I got a little teary when Mac met the Emperor, I confess.

So this only leaves us with the problem of Tommy Lee Jones as MacArthur. I like Mr. Jones, going all the way back to The Eyes of Laura Mars. (Remember that oldie? He was very nearly pretty in that, if you can imagine.) And not to damn with faint praise, but he wasn’t nearly as bad as I thought he would be.

He got the mannerisms, the poses, the posture—but he still sounded like his ol’ Texan self and not really like an army brat born-and-bred to a Virgnian mother and a Massachussets father. His dialogue was also cruder than I think of MacArthur talking.

An iconic star like Jones is always going to have the problem of whether people will buy it if he radically changes his style, regardless of the context. (Kind of like Redford confusingly playing an American in Out Of Africa. Sure the entire movie ceases to make sense at that point but Redford with an accent? Impossible!) Gregory Peck already had a look and sound highly compatible with MacArthur so he didn’t have to change much.

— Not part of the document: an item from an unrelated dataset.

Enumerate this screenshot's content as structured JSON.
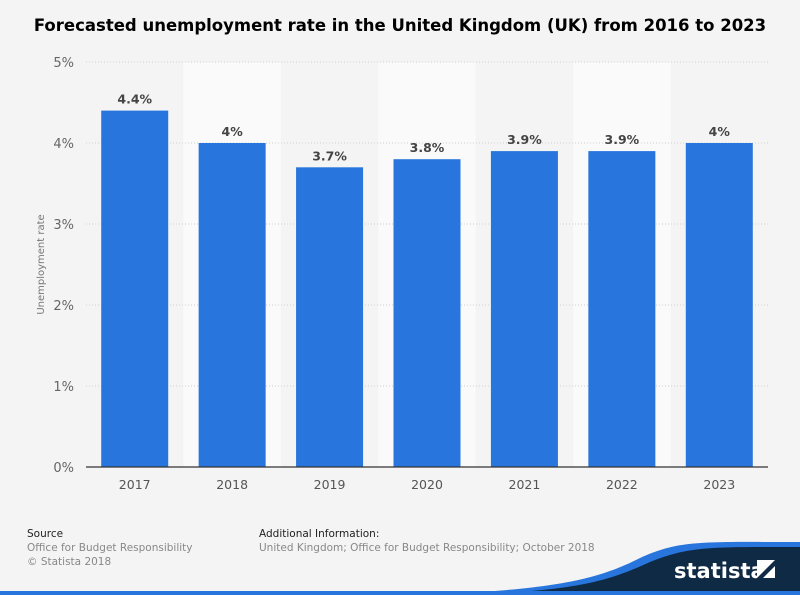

Allowing that he could’ve played it more MacArthur-y, he strikes a good balance. He manages a great mixture of arrogance, empathy, intelligence, bluster and self-regard.

It’s getting iffy reviews. Critics seem to generally dislike it, while audiences generally seem to like it, with the former particularly reacting negatively to the romantic sub-plot. For me, I thought that sub-plot wasn’t about itself as much as it was a way to show the audience Japan from a Japanese viewpoint.

I wonder, at some level, if the movie doesn’t break a lot of narratives about evil America, and maybe that’s what’s really being reacted against. Americans and Japanese are shown as antagonists, rather than as oppressor and victim. I dunno, maybe.

I liked it a great deal. The Flower and The Boy also really liked it. The audience (packed house) also really seemed positive, from the rumblings in the lobby.